Last Friday, President Recep Tayyip Erdogan announced that one of Turkey’s most iconic cultural sites will be reinstated as a mosque.  

The history behind the Hagia Sophia, located in Istanbul, spans not only several centuries but religions too. It was first built by the Byzantine Emperor Justinian in the year 537 as a church. When Crusaders captured the city in the 13th century, it briefly became a catholic cathedral. 

Two centuries later, Ottoman Sultan Mehmed II captured the city – then known as Constantinople – where he converted the church into a mosque. However, under Turkey’s secular government, the decision was made to reinstate the building as a museum in 1934. Nearly 90 years later, plans are underway to revert the UNESCO World Heritage Site into a mosque, with prayers scheduled to take place on July 24th. All visitors will still be welcomed, including non-Muslims.  
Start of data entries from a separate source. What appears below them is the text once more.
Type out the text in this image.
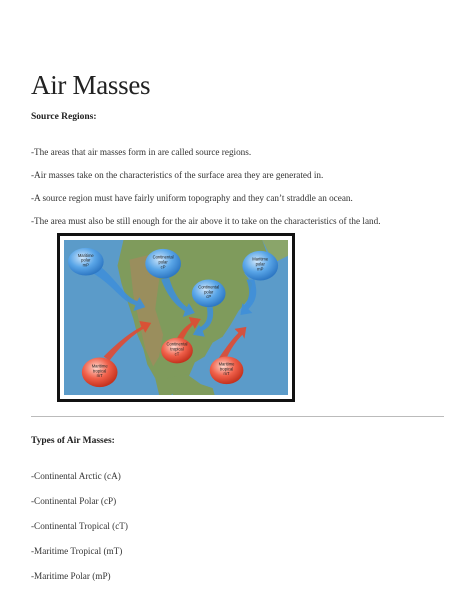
Air Masses

Source Regions:

-The areas that air masses form in are called source regions.

-Air masses take on the characteristics of the surface area they are generated in.

-A source region must have fairly uniform topography and they can’t straddle an ocean.

-The area must also be still enough for the air above it to take on the characteristics of the land.

Maritime
polar
mP
Continental
polar
cP
Continental
polar
cP
Maritime
polar
mP
Continental
tropical
cT
Maritime
tropical
mT
Maritime
tropical
mT

Types of Air Masses:

-Continental Arctic (cA)

-Continental Polar (cP)

-Continental Tropical (cT)

-Maritime Tropical (mT)

-Maritime Polar (mP)
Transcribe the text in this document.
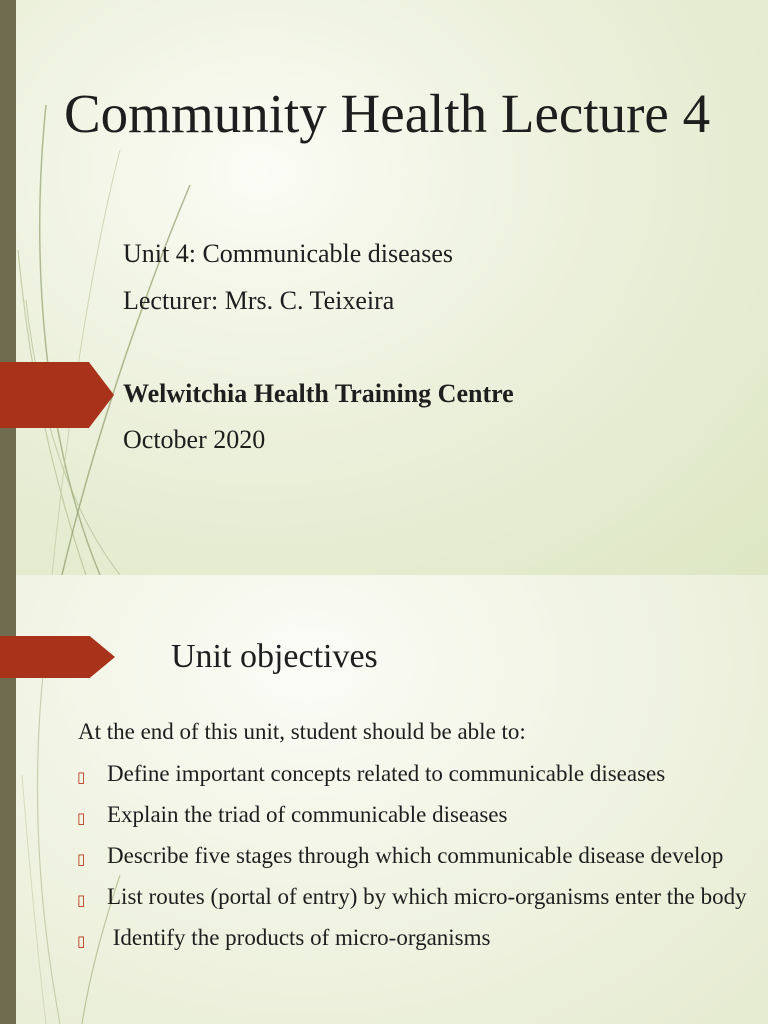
Community Health Lecture 4

Unit 4: Communicable diseases

Lecturer: Mrs. C. Teixeira

Welwitchia Health Training Centre

October 2020

Unit objectives

At the end of this unit, student should be able to:

▯ Define important concepts related to communicable diseases
▯ Explain the triad of communicable diseases
▯ Describe five stages through which communicable disease develop
▯ List routes (portal of entry) by which micro-organisms enter the body
▯ Identify the products of micro-organisms
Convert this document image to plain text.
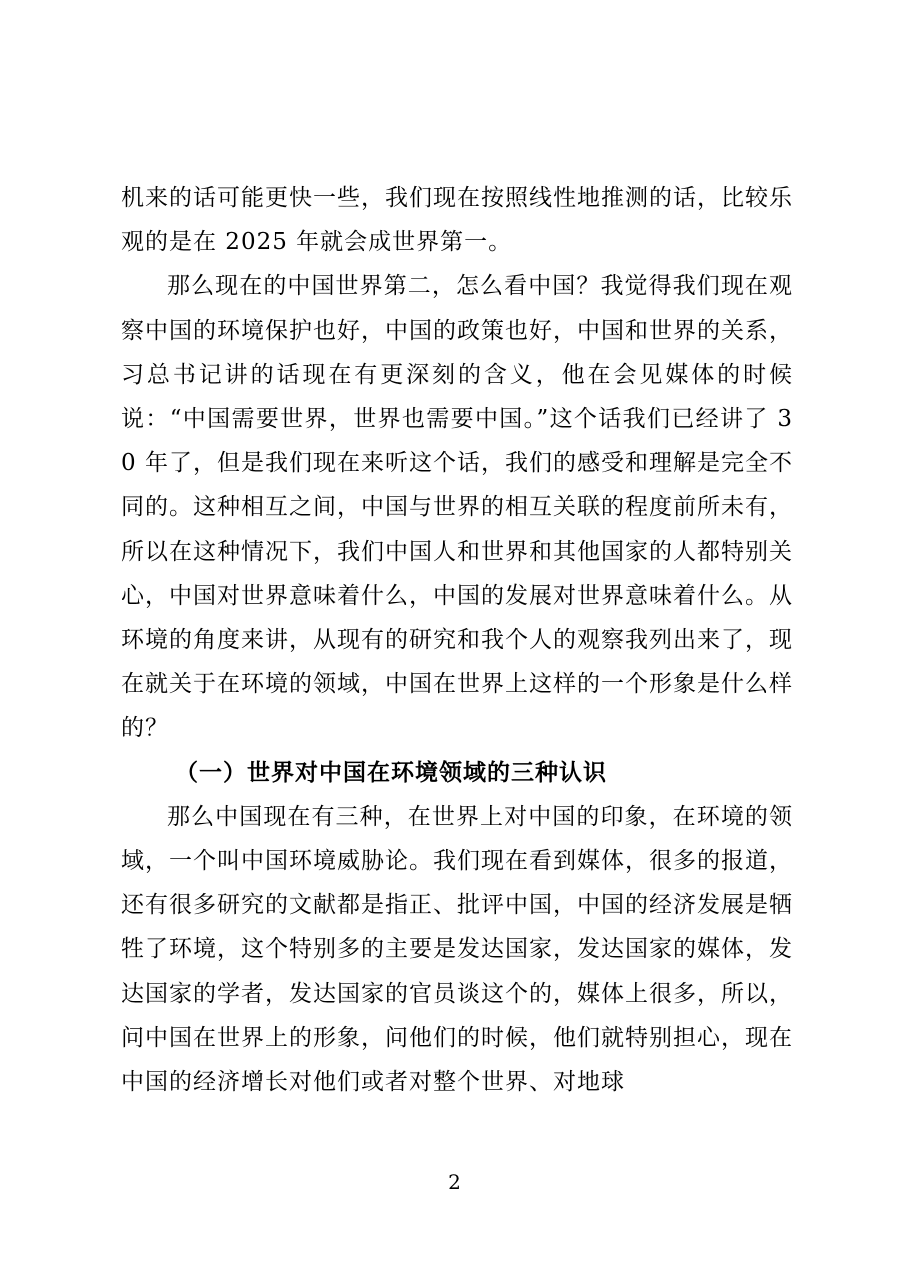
机来的话可能更快一些，我们现在按照线性地推测的话，比较乐观的是在 2025 年就会成世界第一。

那么现在的中国世界第二，怎么看中国？我觉得我们现在观察中国的环境保护也好，中国的政策也好，中国和世界的关系，习总书记讲的话现在有更深刻的含义，他在会见媒体的时候说：“中国需要世界，世界也需要中国。”这个话我们已经讲了 30 年了，但是我们现在来听这个话，我们的感受和理解是完全不同的。这种相互之间，中国与世界的相互关联的程度前所未有，所以在这种情况下，我们中国人和世界和其他国家的人都特别关心，中国对世界意味着什么，中国的发展对世界意味着什么。从环境的角度来讲，从现有的研究和我个人的观察我列出来了，现在就关于在环境的领域，中国在世界上这样的一个形象是什么样的？

（一）世界对中国在环境领域的三种认识

那么中国现在有三种，在世界上对中国的印象，在环境的领域，一个叫中国环境威胁论。我们现在看到媒体，很多的报道，还有很多研究的文献都是指正、批评中国，中国的经济发展是牺牲了环境，这个特别多的主要是发达国家，发达国家的媒体，发达国家的学者，发达国家的官员谈这个的，媒体上很多，所以，问中国在世界上的形象，问他们的时候，他们就特别担心，现在中国的经济增长对他们或者对整个世界、对地球

2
This decision has come after the country’s high court stripped its status as a museum. However, Erdogan had made his views clear long before. The President has repeatedly stated his desire to revert the museum into a mosque, and even recited a verse from the Quran at the site in 2018.  

The world reacts  

This controversial move has been met with international condemnation, with Russia, Greece, UNESCO and the US expressing their disapproval. The World Council of Churches, made up of 350 churches in 110 countries, issued a letter to Erdogan

“By deciding to convert the Hagia Sophia back to a mosque you have reversed that positive sign of Turkey’s openness and changed it to a sign of exclusion and division. Regrettably, this decision has also been taken without prior notice or discussion with UNESCO regarding the impact of this decision on Hagia Sophia’s universal value recognized under the World Heritage Convention,” it read.  

Pope Francis also shared his disappointment over the decision: “My thoughts go to Istanbul. I think of Santa Sophia and I am very pained.” 

Many also expressed their views on social media: 


As a symbol of Turkey’s diversity, Hagia Sophia attracted around 3.7 million visitors annually, drawing both Christians and Muslims to the archaeological wonder.  

However, the decision to convert it back into a mosque has many wondering where this leaves the country’s future.  

With Turkey’s economy deteriorating and Erdogan’s popularity declining, many believe that the President is attempting to appeal to religious nationalists to gain support.